The light at the end of a 30-year mortgage tunnel is pretty dim, but it doesn’t necessarily have to be. Most home loans could be paid off significantly faster-saving thousands in interest, just by making a couple of changes to how your money moves around. Unfortunately, most bank managers will not be too forthcoming on telling you exactly how to do this.  Why would they show you how to reduce their profits?

Maximising your cash flow may not be rocket science, but it does need to be structured correctly in order to avoid some of the dangers involved to make it work as hard as it possibly can. It’s based on putting your money in the account where it is either going to make the most interest or save the most interest. Typically, most people deposit their income into a transaction account which does not pay interest on the balance. While it is sitting there, the bank is in fact lending it out to other people who have home loans and credit cards and are collecting interest payments from them. So the bank is lending your money to other people and the bank is earning interest from them. How do they repay you for allowing them to do this? Well they certainly don’t share their profits with you if that was what you were expecting. Instead, they charge you account keeping and transaction fees. Talk about double-dipping! So where can you park your funds so that they earn you interest?

  • High interest online savings accounts (currently paying you about 2% interest on your balance).
  • Term Deposits. You can get slightly better interest rates in a term deposit but you don’t have easy access to the funds like you do in a savings account.
  • If you want to withdraw the money before the term ends, then there could be big penalties for doing so.

With all of these types of interest bearing accounts, when you earn interest that interest is considered to be income and you will be taxed on it. So, for example if you are being taxed at 34% then your 2% online saver interest will actually only pay you about 1.4% after all the tax has been taken out. What’s the interest rate on your home loan? Most people are paying around 4% interest on their home loan, so earning 2% after tax earnings on your online saver becomes a false savings while you have to fork out 4% on the home loan. This is where you can often get the best return for your money.

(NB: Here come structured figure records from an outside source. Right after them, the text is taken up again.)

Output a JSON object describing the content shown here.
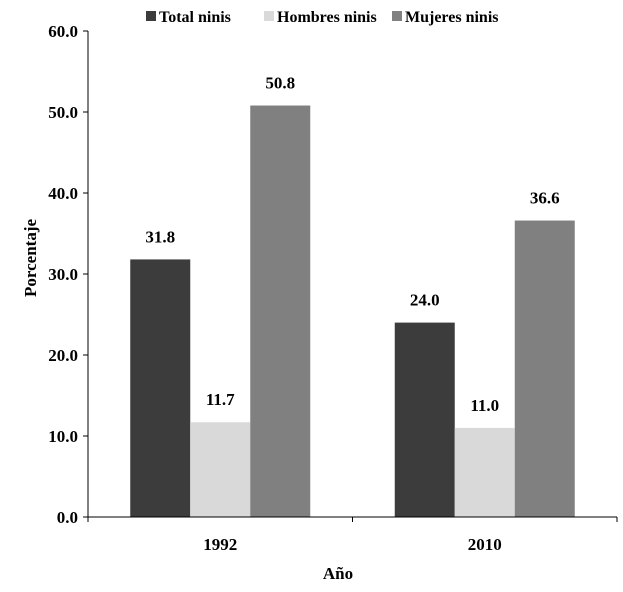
{
  "chart_data": {
    "type": "bar",
    "categories": [
      "1992",
      "2010"
    ],
    "series": [
      {
        "name": "Total ninis",
        "values": [
          31.8,
          24.0
        ],
        "color": "#3c3c3c"
      },
      {
        "name": "Hombres ninis",
        "values": [
          11.7,
          11.0
        ],
        "color": "#d9d9d9"
      },
      {
        "name": "Mujeres ninis",
        "values": [
          50.8,
          36.6
        ],
        "color": "#808080"
      }
    ],
    "data_labels": [
      [
        "31.8",
        "24.0"
      ],
      [
        "11.7",
        "11.0"
      ],
      [
        "50.8",
        "36.6"
      ]
    ],
    "y_ticks": [
      "0.0",
      "10.0",
      "20.0",
      "30.0",
      "40.0",
      "50.0",
      "60.0"
    ],
    "xlabel": "Año",
    "ylabel": "Porcentaje",
    "ylim": [
      0,
      60
    ],
    "grid": false,
    "legend_position": "top"
  }
}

By putting all your income and savings into your home loan, you are reducing the balance that the bank can charge you interest on. So even though you won’t be earning interest, you will be saving interest, and the government cannot tax us on interest that we save. That is why most people who are committed to reducing their debt as quickly as possible use their income and savings to reduce the balance of their home loans, which in turn reduces the amount of interest payable as well as  the bank charges each month.

Extra Repayments:

Making more than the minimum repayment is one way of reducing your home loan. Let’s say, if you had a loan of $250,000 with an interest rate of 5.0% over 30 years and made just $50 extra repayments per month, you would cut 2.5 years off your loan term saving you over $40,000 in interest. If you made extra repayments of $100 a month, this would cut 5 years off your loan and save you over $75,000 in interest.

Fortnightly or Weekly Repayments:

Making your mortgage repayments weekly or fortnightly can have a similar effect. When you pay monthly, you only make 12 payments per year, but when you pay weekly or fortnightly it works out to be the same as 13 monthly repayments so in effect you are making one extra payment per year. Also, by making your repayment soon after you receive your income, you are reducing the balance that the bank can charge you interest on. This means that the interest component of your repayment will be less and you would then be making a larger payment off the actual balance. It might be minuscule to start with, but over time the savings will grow.  As Albert Einstein said, “the most powerful force in the universe is compound interest”.

All of Income Approach:

The most effective way to reduce your debt as quickly as possible involves using all of your income to reduce the balance that interest is calculated on. This usually involves having your earnings deposited directly into the home loan or into an offset account which is attached to the home loan. This means that from the minute you are paid, you are reducing the balance that the bank is allowed to charge you interest on. A Pandanus Finance Financial Specialist will show you exactly how the various accounts function, make you aware of the benefits and dangers of each type and discuss the emotional and psychological differences involved in operating them. We can then work out which system is going to suit your situation best and tailor the loan to your needs.

Debt Consolidation

3 steps forward, 2 and a half steps back. That’s how most people struggling with credit cards and personal loans feel – you just never get anywhere and all your income goes straight to paying off interest to the bank. One of our major goals here at Pandanus is to help people take control of their finances. For a lot of people this is easier said than done. One fact remains the same though – interest is only good for the bank. If you can reduce the amount of interest you pay, then you should be able to make larger repayments off the actual loan. The more the loan itself reduces, the more the amount of interest payable reduces and the less you have to pay in interest and so on.

If you have numerous debts but do have some equity in your property, you may want to consider increasing your home loan to pay off the other debts. The home loan interest rate is usually the lowest, meaning for example that your credit card interest rate could drop from around 18% down to the home loan rate which could be less than 5%.